Background information
- Born: 20 June 1971 (age 55) Bristol, England
- Genres: Jazz; rock;
- Occupation: Drummer
- Website: kasabian.co.uk

= Ian Matthews (drummer) =

English drummer (born 1971)

Ian Matthews (born 20 June 1971) is an English musician, best known as the drummer for the rock band Kasabian.

== Early career ==
Matthews interest in drums was first started by his babysitter, a friend of his dad, whose family had a drumkit, he also played piano as his dad was a pianist but "realised that I wasn’t interested" He also took drum lessons from a local session drummer who taught him to play in a jazz style with brushes. Matthews played his first gig with his dad’s social club gig when their drummer was ill, he "got £5. From that point I was hooked"

Matthews played gigs with his dad for several years during school and then joined a Bristol drum corps called The Troopers when he was ten, he also did some school orchestras and played in the band of the Avon and Somerset fire brigade, playing military type drumming and lots of reading. He also did wedding gigs and jazz gigs.

== Career ==
Matthews started his career when a teacher told him "If I wanna get on the scene I needed to make sure to make friends and connect to as many engineers as possible. That’s where you meet the musicians who are doing stuff and where you get a call of people who need a drummer." He got work in a studio ran by a friend of a friend called big bonk where he used to be a session drummer, one group that recorded at that studio was Kasabian who had some money to spend on a drummer and were recommended Matthews. Before his first session with the band he sprained his ankle and almost cancelled but continued to do the session in pain, the band were "blown away" and Matthews did some more session with the band after that.

Matthews didn't join Kasabian straight away in 2002 as he had other commitments but he was later called up in 2004 and became a full band member in 2005. Prior to Kasabian, Matthews played with a number of noted local Bristol bands, such as K-Passa, CCQ, and Sissi.

When not touring or recording with Kasabian, he often plays small jazz/funk gigs in and around Bristol. He has recorded with Bristol artist James Morton's Porkchop on Don't You Worry 'Bout That album.

He cites Mitch Mitchell, Tony Williams and Buddy Rich as his strongest drumming influences.

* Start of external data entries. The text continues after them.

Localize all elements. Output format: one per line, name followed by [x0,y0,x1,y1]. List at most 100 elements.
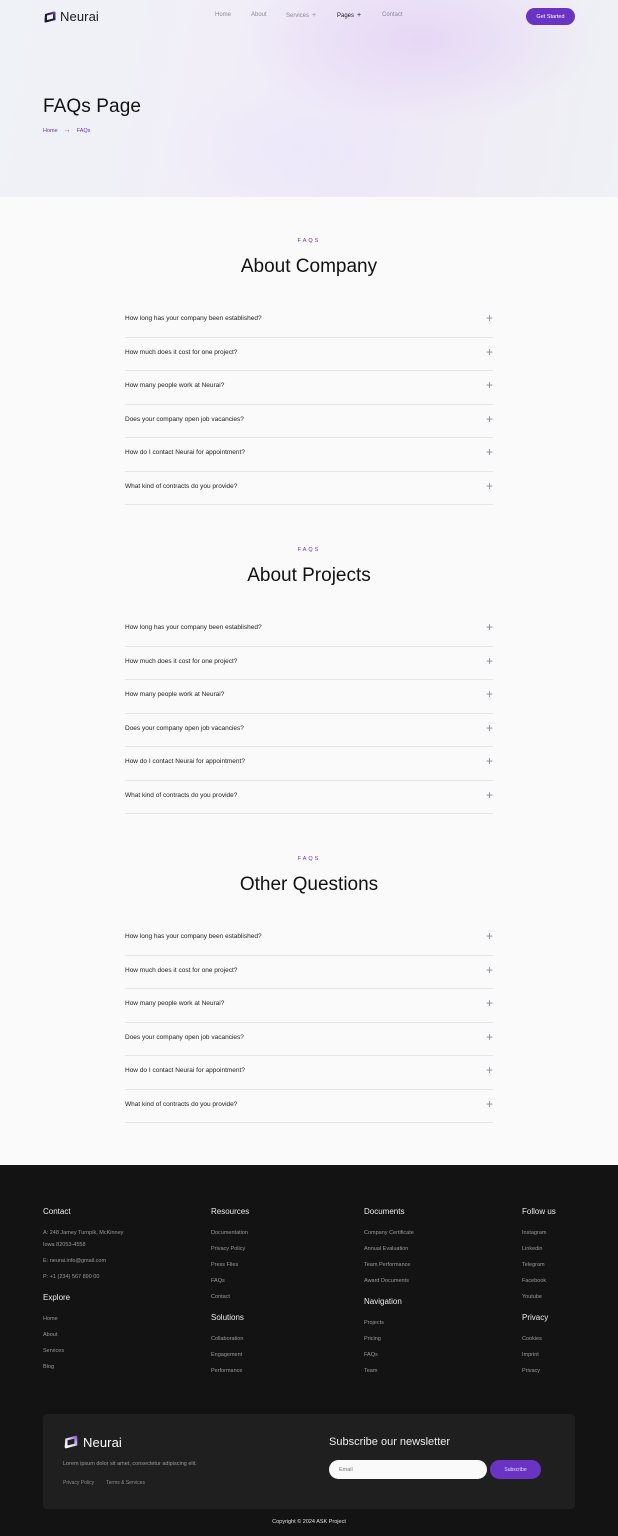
faq-item[interactable]: What kind of contracts do you provide? + [125,781,493,814]
footer-link[interactable]: Home [43,1316,58,1322]
footer-link[interactable]: Press Files [211,1262,238,1268]
footer-link[interactable]: Instagram [522,1230,546,1236]
arrow-right-icon: → [63,127,71,134]
contact-email[interactable]: E: neurai.info@gmail.com [43,1258,106,1264]
footer-link[interactable]: Telegram [522,1262,545,1268]
faq-item[interactable]: How long has your company been establish… [125,304,493,338]
nav-link-label: Contact [382,12,403,18]
contact-address-line2: Iowa 82053-4558 [43,1242,86,1248]
nav-link-about[interactable]: About [251,12,267,18]
faq-question: How do I contact Neurai for appointment? [125,449,245,456]
footer-link[interactable]: Privacy Policy [211,1246,245,1252]
hero-banner: Neurai Home About Services + Pages + Conta… [0,0,618,197]
expand-plus-icon[interactable]: + [486,755,493,767]
footer-heading-navigation: Navigation [364,1297,402,1306]
footer-link[interactable]: Engagement [211,1352,242,1358]
privacy-policy-link[interactable]: Privacy Policy [63,1480,94,1486]
expand-plus-icon[interactable]: + [486,789,493,801]
faq-item[interactable]: How long has your company been establish… [125,922,493,956]
footer-brand-logo[interactable]: Neurai [63,1434,122,1450]
faq-heading: About Company [240,256,378,277]
faq-item[interactable]: How do I contact Neurai for appointment?… [125,438,493,472]
legal-links: Privacy Policy Terms & Services [63,1480,145,1486]
expand-plus-icon[interactable]: + [486,1064,493,1076]
expand-plus-icon[interactable]: + [486,346,493,358]
nav-link-pages[interactable]: Pages + [337,12,361,19]
faq-question: How long has your company been establish… [125,624,262,631]
faq-item[interactable]: Does your company open job vacancies? + [125,405,493,438]
footer-link[interactable]: Collaboration [211,1336,243,1342]
footer-link[interactable]: Linkedin [522,1246,543,1252]
copyright: Copyright © 2024 ASK Project [272,1519,346,1525]
faq-question: How much does it cost for one project? [125,966,238,974]
faq-item[interactable]: How do I contact Neurai for appointment?… [125,747,493,781]
faq-list: How long has your company been establish… [125,304,493,505]
faq-item[interactable]: Does your company open job vacancies? + [125,714,493,747]
expand-plus-icon[interactable]: + [486,413,493,425]
logo-icon [64,1435,78,1449]
faq-item[interactable]: How long has your company been establish… [125,613,493,647]
faq-item[interactable]: How many people work at Neurai? + [125,371,493,405]
expand-plus-icon[interactable]: + [486,312,493,324]
newsletter-description: Lorem ipsum dolor sit amet, consectetur … [63,1461,197,1467]
footer-link[interactable]: Pricing [364,1336,381,1342]
faq-item[interactable]: How do I contact Neurai for appointment?… [125,1056,493,1090]
footer-link[interactable]: Facebook [522,1278,546,1284]
page-title: FAQs Page [43,96,142,117]
expand-plus-icon[interactable]: + [486,1031,493,1043]
footer-link[interactable]: Youtube [522,1294,542,1300]
subscribe-button[interactable]: Subscribe [490,1460,541,1479]
footer-heading-privacy: Privacy [522,1313,549,1322]
faq-item[interactable]: What kind of contracts do you provide? + [125,472,493,505]
expand-plus-icon[interactable]: + [486,446,493,458]
footer-link[interactable]: Projects [364,1320,384,1326]
faq-item[interactable]: How much does it cost for one project? + [125,647,493,680]
faq-item[interactable]: How much does it cost for one project? + [125,956,493,989]
footer-link[interactable]: FAQs [364,1352,378,1358]
faq-item[interactable]: What kind of contracts do you provide? + [125,1090,493,1123]
nav-link-contact[interactable]: Contact [382,12,403,18]
expand-plus-icon[interactable]: + [486,722,493,734]
faq-question: How long has your company been establish… [125,315,262,322]
footer-link[interactable]: Team Performance [364,1262,410,1268]
footer-link[interactable]: Award Documents [364,1278,409,1284]
expand-plus-icon[interactable]: + [486,964,493,976]
footer-link[interactable]: Cookies [522,1336,542,1342]
expand-plus-icon[interactable]: + [486,655,493,667]
contact-phone[interactable]: P: +1 (234) 567 890 00 [43,1274,99,1280]
faq-item[interactable]: Does your company open job vacancies? + [125,1023,493,1056]
expand-plus-icon[interactable]: + [486,480,493,492]
terms-link[interactable]: Terms & Services [106,1480,145,1486]
faq-question: How many people work at Neurai? [125,691,225,698]
expand-plus-icon[interactable]: + [486,379,493,391]
faq-item[interactable]: How many people work at Neurai? + [125,680,493,714]
expand-plus-icon[interactable]: + [486,997,493,1009]
footer-link[interactable]: About [43,1332,57,1338]
footer-link[interactable]: Contact [211,1294,230,1300]
nav-link-services[interactable]: Services + [286,12,316,19]
faq-item[interactable]: How many people work at Neurai? + [125,989,493,1023]
expand-plus-icon[interactable]: + [486,688,493,700]
faq-question: How do I contact Neurai for appointment? [125,758,245,765]
faq-question: How much does it cost for one project? [125,657,238,665]
footer-link[interactable]: FAQs [211,1278,225,1284]
nav-link-home[interactable]: Home [215,12,231,18]
newsletter-email-input[interactable] [329,1460,487,1479]
footer-link[interactable]: Team [364,1368,377,1374]
expand-plus-icon[interactable]: + [486,930,493,942]
breadcrumb-home[interactable]: Home [43,128,58,134]
footer-link[interactable]: Documentation [211,1230,248,1236]
footer-link[interactable]: Annual Evaluation [364,1246,408,1252]
footer-link[interactable]: Privacy [522,1368,540,1374]
get-started-button[interactable]: Get Started [526,8,575,25]
footer-link[interactable]: Blog [43,1364,54,1370]
contact-address-line1: A: 248 Jamey Turnpik, McKinney [43,1230,124,1236]
footer-link[interactable]: Company Certificate [364,1230,414,1236]
faq-question: How much does it cost for one project? [125,348,238,356]
footer-link[interactable]: Performance [211,1368,243,1374]
expand-plus-icon[interactable]: + [486,1098,493,1110]
footer-link[interactable]: Imprint [522,1352,539,1358]
faq-item[interactable]: How much does it cost for one project? + [125,338,493,371]
expand-plus-icon[interactable]: + [486,621,493,633]
footer-link[interactable]: Services [43,1348,64,1354]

In 2015, Matthews joined with Al Murray, Keith Keough, Stuart Warmington and Al Kitching in founding the British Drum Company.

Matthews continues to tour with Kasabian and also does session work, appearing on the Cult's 2022 album Under the Midnight Sun.

== Drum kits ==
Matthews has used various drum kits and cymbals over the years. Currently he is using Gretsch Drums, Zildjian cymbals Remo Drum Heads, Vic Firth Sticks and Natal percussion.

== Trivia ==
Matthews is left-handed. He broke his left hand when touring with Kasabian in Europe in February 2010 and was replaced by his drum technician Laurie Jenkins for a show and the NME Awards performance of "Vlad the Impaler".

He got his first drum kit when he was four and by the time he was seven, he played his first gig in a pub and was capable of laying "a pretty good waltz, quickstep, foxtrot, and tango".

In addition to his work with Kasabian, he has also recorded drums on the following: Soundisciples - Audio Manifesto (2002), Ilya - They Died for Beauty (2003), Bruce Parry Presents Amazon Tribe: Songs for Survival - track 9 with Skin at Robot Club feat. the Adi Tribe - "Simmer Down" (2008), BBC Earth Unplugged series Earth Files Ep2 "Salmon Strike" and Ep5 "Xmas Special" (2012), soundtrack to I Give It a Year (2013) and on the soundtrack to Fast and Furious 6 (2013).